Apply Sequential to every RNN output in the Sequence

I have a LSTM network which returns me an output for each input. So when I have an input tensor of shape [seq_length, batch_size, features], it will return me [seq_length, batch_size, hidden_size].

Now I want to apply a fully connected network to each output. However as far as I understand nn.Sequential(nn.Linaer(...)) does only allow to process shapes like [batch_size, features].

However, my input would have the shape [seq_length, batch_size, hidden_size]. And the output shape should than look like [seq_length, batch_size, fc_last_layer_dim]. Is there any way it can process three dimensions in that fashion?

1 Like

I just explained how one could do here:

You don’t want to use sequential its not best module for this and should make own custom nn.model to do. Let me know if need more explaining :+1:

Thank you, but I could not really see how this applies to my situation.

Are you suggesting that I would require a custom nn.Module subclass which basically does the same as Sequential except has an additional for-loop in the forward to go through the third dimension?

rnn = nn.LSTM(10, 20, 2)
input = Variable(torch.randn(5, 3, 10))
h0 = Variable(torch.randn(2, 3, 20))
c0 = Variable(torch.randn(2, 3, 20))
output, hn = rnn(input, (h0, c0))

input (seq_len, batch, input_size)
output (seq_len, batch, hidden_size * num_directions): tensor containing the output features (h_t) from the last layer of the RNN, for each t.

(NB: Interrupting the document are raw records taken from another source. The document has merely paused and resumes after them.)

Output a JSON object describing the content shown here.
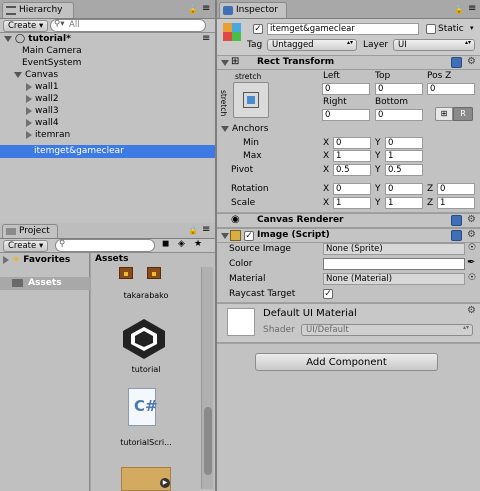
{
  "hierarchy": {
    "tab_label": "Hierarchy",
    "create_label": "Create",
    "search_placeholder": "All",
    "scene_name": "tutorial*",
    "items": [
      {
        "label": "Main Camera"
      },
      {
        "label": "EventSystem"
      },
      {
        "label": "Canvas"
      },
      {
        "label": "wall1"
      },
      {
        "label": "wall2"
      },
      {
        "label": "wall3"
      },
      {
        "label": "wall4"
      },
      {
        "label": "itemran"
      },
      {
        "label": "itemget&gameclear"
      }
    ]
  },
  "project": {
    "tab_label": "Project",
    "create_label": "Create",
    "favorites_label": "Favorites",
    "assets_label": "Assets",
    "assets_header": "Assets",
    "asset_items": [
      {
        "label": "takarabako",
        "icon": "treasure-chest-icon"
      },
      {
        "label": "tutorial",
        "icon": "unity-logo-icon"
      },
      {
        "label": "tutorialScri...",
        "icon": "csharp-script-icon"
      },
      {
        "label": "",
        "icon": "audio-clip-icon"
      }
    ]
  },
  "inspector": {
    "tab_label": "Inspector",
    "object_name": "itemget&gameclear",
    "active": true,
    "static_label": "Static",
    "tag_label": "Tag",
    "tag_value": "Untagged",
    "layer_label": "Layer",
    "layer_value": "UI",
    "rect_transform": {
      "title": "Rect Transform",
      "anchor_preset_top": "stretch",
      "anchor_preset_side": "stretch",
      "left_label": "Left",
      "top_label": "Top",
      "posz_label": "Pos Z",
      "left": "0",
      "top": "0",
      "posz": "0",
      "right_label": "Right",
      "bottom_label": "Bottom",
      "right": "0",
      "bottom": "0",
      "r_button": "R",
      "anchors_label": "Anchors",
      "min_label": "Min",
      "max_label": "Max",
      "min_x": "0",
      "min_y": "0",
      "max_x": "1",
      "max_y": "1",
      "pivot_label": "Pivot",
      "pivot_x": "0.5",
      "pivot_y": "0.5",
      "rotation_label": "Rotation",
      "rot_x": "0",
      "rot_y": "0",
      "rot_z": "0",
      "scale_label": "Scale",
      "scale_x": "1",
      "scale_y": "1",
      "scale_z": "1",
      "x": "X",
      "y": "Y",
      "z": "Z"
    },
    "canvas_renderer": {
      "title": "Canvas Renderer"
    },
    "image": {
      "title": "Image (Script)",
      "source_label": "Source Image",
      "source_value": "None (Sprite)",
      "color_label": "Color",
      "color_value": "#ffffff",
      "material_label": "Material",
      "material_value": "None (Material)",
      "raycast_label": "Raycast Target",
      "raycast": true
    },
    "material": {
      "name": "Default UI Material",
      "shader_label": "Shader",
      "shader_value": "UI/Default"
    },
    "add_component": "Add Component"
  }
}
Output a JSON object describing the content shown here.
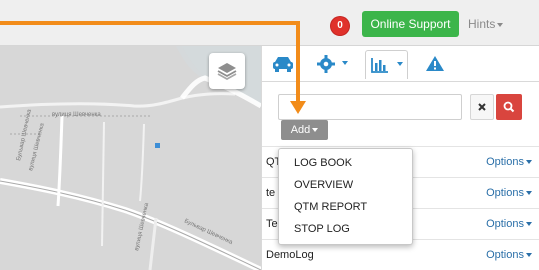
{
  "header": {
    "notification_count": "0",
    "online_support_label": "Online Support",
    "hints_label": "Hints"
  },
  "map": {
    "street_labels": [
      "Бульвар Шевченка",
      "вулиця Шевченка"
    ],
    "layers_button_icon": "layers-icon"
  },
  "toolbar": {
    "tabs": [
      {
        "icon": "car-icon",
        "dropdown": false
      },
      {
        "icon": "gear-icon",
        "dropdown": true
      },
      {
        "icon": "bar-chart-icon",
        "dropdown": true
      },
      {
        "icon": "warning-icon",
        "dropdown": false
      }
    ]
  },
  "search": {
    "value": "",
    "placeholder": "",
    "clear_icon": "close-icon",
    "search_icon": "search-icon"
  },
  "add_button": {
    "label": "Add"
  },
  "list": [
    {
      "name": "QT",
      "options": "Options"
    },
    {
      "name": "te",
      "options": "Options"
    },
    {
      "name": "Te",
      "options": "Options"
    },
    {
      "name": "DemoLog",
      "options": "Options"
    }
  ],
  "add_menu": {
    "items": [
      "LOG BOOK",
      "OVERVIEW",
      "QTM REPORT",
      "STOP LOG"
    ]
  },
  "colors": {
    "accent_arrow": "#f28c1a",
    "badge_red": "#e0312b",
    "support_green": "#3cb54a",
    "search_red": "#d9453e",
    "icon_blue": "#2a89c8",
    "link_blue": "#2a6fa8"
  }
}
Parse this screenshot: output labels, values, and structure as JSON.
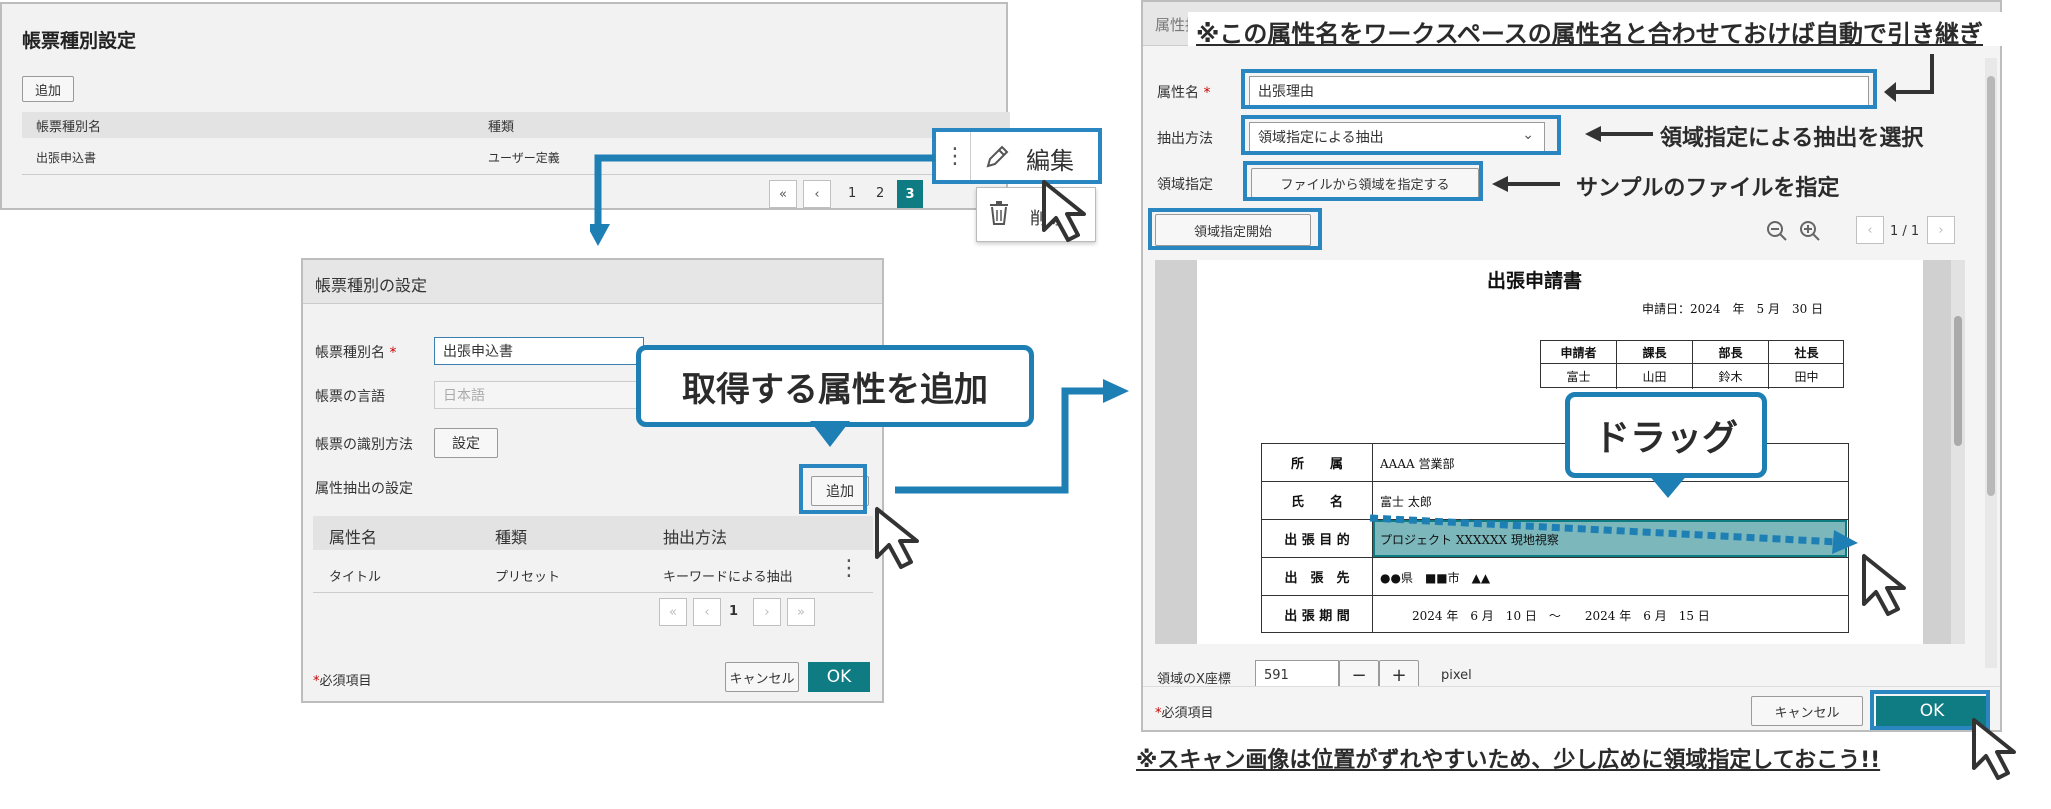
{
  "panel1": {
    "title": "帳票種別設定",
    "add_label": "追加",
    "col_name": "帳票種別名",
    "col_type": "種類",
    "row_name": "出張申込書",
    "row_type": "ユーザー定義",
    "pages": [
      "1",
      "2",
      "3"
    ],
    "current_page": "3"
  },
  "context_menu": {
    "edit_label": "編集",
    "delete_label": "削除"
  },
  "panel2": {
    "title": "帳票種別の設定",
    "name_label": "帳票種別名",
    "name_value": "出張申込書",
    "lang_label": "帳票の言語",
    "lang_value": "日本語",
    "ident_label": "帳票の識別方法",
    "ident_button": "設定",
    "attr_label": "属性抽出の設定",
    "add_label": "追加",
    "col_attr": "属性名",
    "col_type": "種類",
    "col_method": "抽出方法",
    "row_attr": "タイトル",
    "row_type": "プリセット",
    "row_method": "キーワードによる抽出",
    "page": "1",
    "required_note": "必須項目",
    "cancel_label": "キャンセル",
    "ok_label": "OK"
  },
  "panel3": {
    "title": "属性抽出の設定",
    "attr_label": "属性名",
    "attr_value": "出張理由",
    "method_label": "抽出方法",
    "method_value": "領域指定による抽出",
    "area_label": "領域指定",
    "file_button": "ファイルから領域を指定する",
    "start_button": "領域指定開始",
    "page_info": "1 / 1",
    "x_label": "領域のX座標",
    "x_value": "591",
    "x_unit": "pixel",
    "required_note": "必須項目",
    "cancel_label": "キャンセル",
    "ok_label": "OK"
  },
  "document": {
    "title": "出張申請書",
    "date": "申請日：2024　年　5 月　30 日",
    "approvals": [
      "申請者",
      "課長",
      "部長",
      "社長"
    ],
    "approvers": [
      "富士",
      "山田",
      "鈴木",
      "田中"
    ],
    "rows": [
      {
        "label": "所　　属",
        "value": "AAAA 営業部"
      },
      {
        "label": "氏　　名",
        "value": "富士 太郎"
      },
      {
        "label": "出 張 目 的",
        "value": "プロジェクト XXXXXX 現地視察"
      },
      {
        "label": "出　張　先",
        "value": "●●県　■■市　▲▲"
      },
      {
        "label": "出 張 期 間",
        "value": "2024 年　6 月　10 日　～　　2024 年　6 月　15 日"
      }
    ]
  },
  "annotations": {
    "callout_add": "取得する属性を追加",
    "callout_drag": "ドラッグ",
    "top_note": "※この属性名をワークスペースの属性名と合わせておけば自動で引き継ぎ",
    "method_note": "領域指定による抽出を選択",
    "file_note": "サンプルのファイルを指定",
    "bottom_note": "※スキャン画像は位置がずれやすいため、少し広めに領域指定しておこう!!"
  },
  "colors": {
    "accent_blue": "#1e7fb5",
    "ok_teal": "#0f7c83",
    "page_active": "#0f7c83"
  }
}
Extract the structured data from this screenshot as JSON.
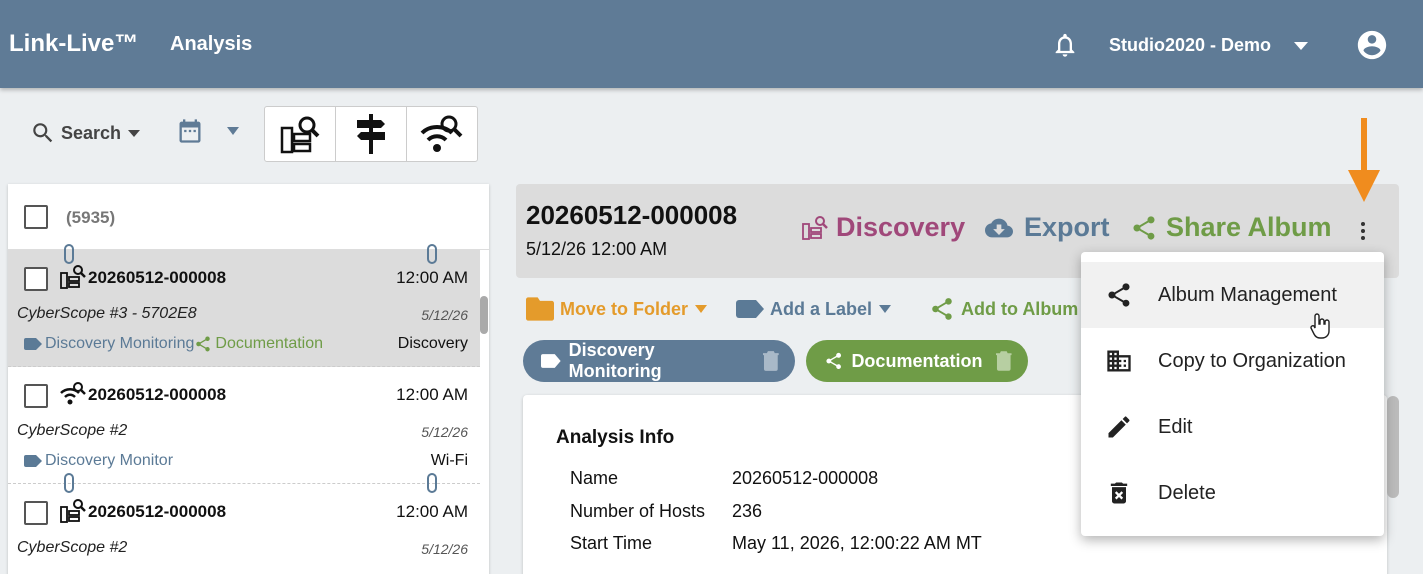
{
  "header": {
    "brand": "Link-Live™",
    "nav_title": "Analysis",
    "org_name": "Studio2020 - Demo"
  },
  "toolbar": {
    "search_label": "Search",
    "icons": [
      "discovery-search-icon",
      "signpost-icon",
      "wifi-search-icon"
    ]
  },
  "list": {
    "count": "(5935)",
    "rows": [
      {
        "id": "20260512-000008",
        "time": "12:00 AM",
        "device": "CyberScope #3 - 5702E8",
        "date": "5/12/26",
        "tags": [
          "Discovery Monitoring",
          "Documentation"
        ],
        "type": "Discovery",
        "icon": "discovery-icon"
      },
      {
        "id": "20260512-000008",
        "time": "12:00 AM",
        "device": "CyberScope #2",
        "date": "5/12/26",
        "tags": [
          "Discovery Monitor"
        ],
        "type": "Wi-Fi",
        "icon": "wifi-search-icon"
      },
      {
        "id": "20260512-000008",
        "time": "12:00 AM",
        "device": "CyberScope #2",
        "date": "5/12/26",
        "icon": "discovery-icon"
      }
    ]
  },
  "detail": {
    "id": "20260512-000008",
    "datetime": "5/12/26 12:00 AM",
    "discovery_label": "Discovery",
    "export_label": "Export",
    "share_album_label": "Share Album",
    "move_to_folder_label": "Move to Folder",
    "add_label_label": "Add a Label",
    "add_to_album_label": "Add to Album",
    "chips": [
      "Discovery Monitoring",
      "Documentation"
    ],
    "info": {
      "title": "Analysis Info",
      "fields": [
        {
          "label": "Name",
          "value": "20260512-000008"
        },
        {
          "label": "Number of Hosts",
          "value": "236"
        },
        {
          "label": "Start Time",
          "value": "May 11, 2026, 12:00:22 AM MT"
        }
      ]
    }
  },
  "menu": {
    "items": [
      {
        "label": "Album Management",
        "icon": "share-icon"
      },
      {
        "label": "Copy to Organization",
        "icon": "building-icon"
      },
      {
        "label": "Edit",
        "icon": "pencil-icon"
      },
      {
        "label": "Delete",
        "icon": "trash-icon"
      }
    ]
  },
  "colors": {
    "appbar": "#5f7b96",
    "discovery": "#a0487a",
    "export": "#5b7a96",
    "share": "#6f9c47",
    "folder": "#e49b2b",
    "arrow": "#f08c1e"
  }
}
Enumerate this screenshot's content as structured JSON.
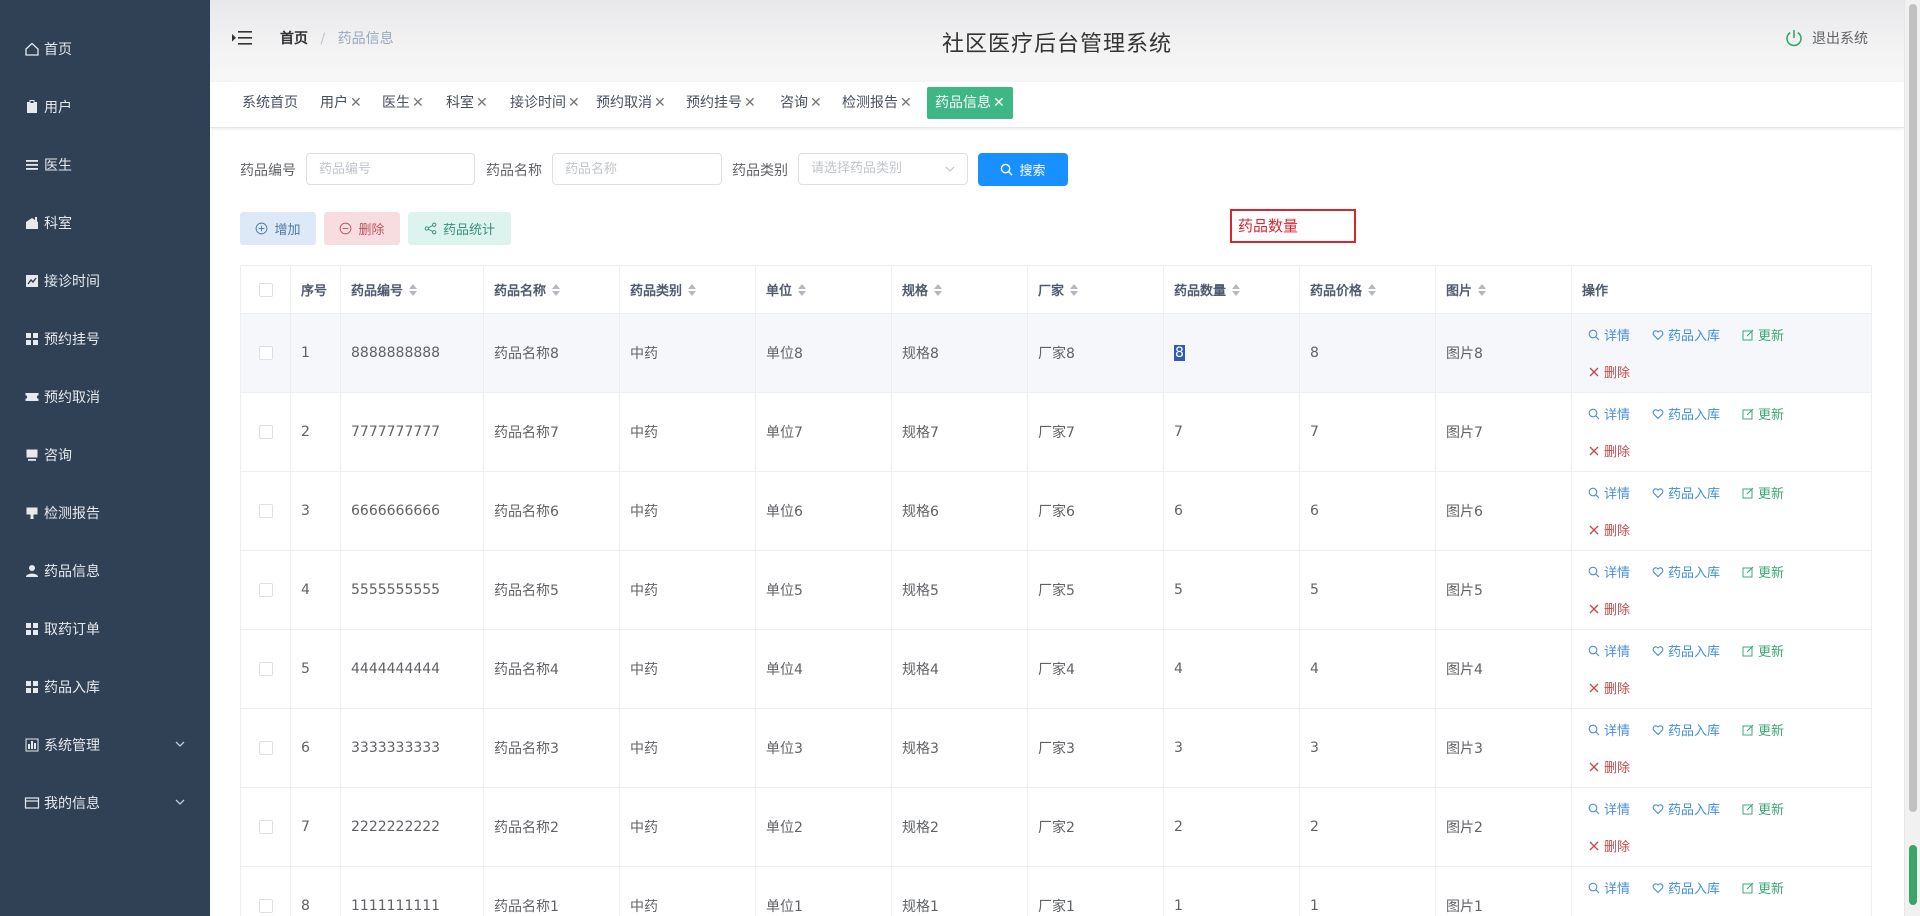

I don’t know of anyway to do this using the sequential module

And yes I’m suggesting loop on:
Output, (hx, cx) = model(input, (hx,cx))

I’m walking my dog right now and using phone for this but can provide actual code example later if you need when with computer

Well, the problem is not with the LSTM, that works just fine. But the fully connected layer applied to the LSTM output can not process the additional dimension. So maybe I’m not understanding correctly what you are suggesting.

U will need something like this before LSTM part in forward

x = x.view(x.size(0), -1)

Sorry missed that part I see

@timbmg were you able to figure out how to do it? I’m in the exact same scenario.

Yes. I merged the sequence and batch dimension:

x = x.view(seq_length*batch_size, hidden_dim)

Then process it through the mlp, which you can do now. The first dimension acts as batch.

x = mlp(x)

Eventually you can reshape it back:

x = x.view(seq_length, batch_size, mlp_out_dim)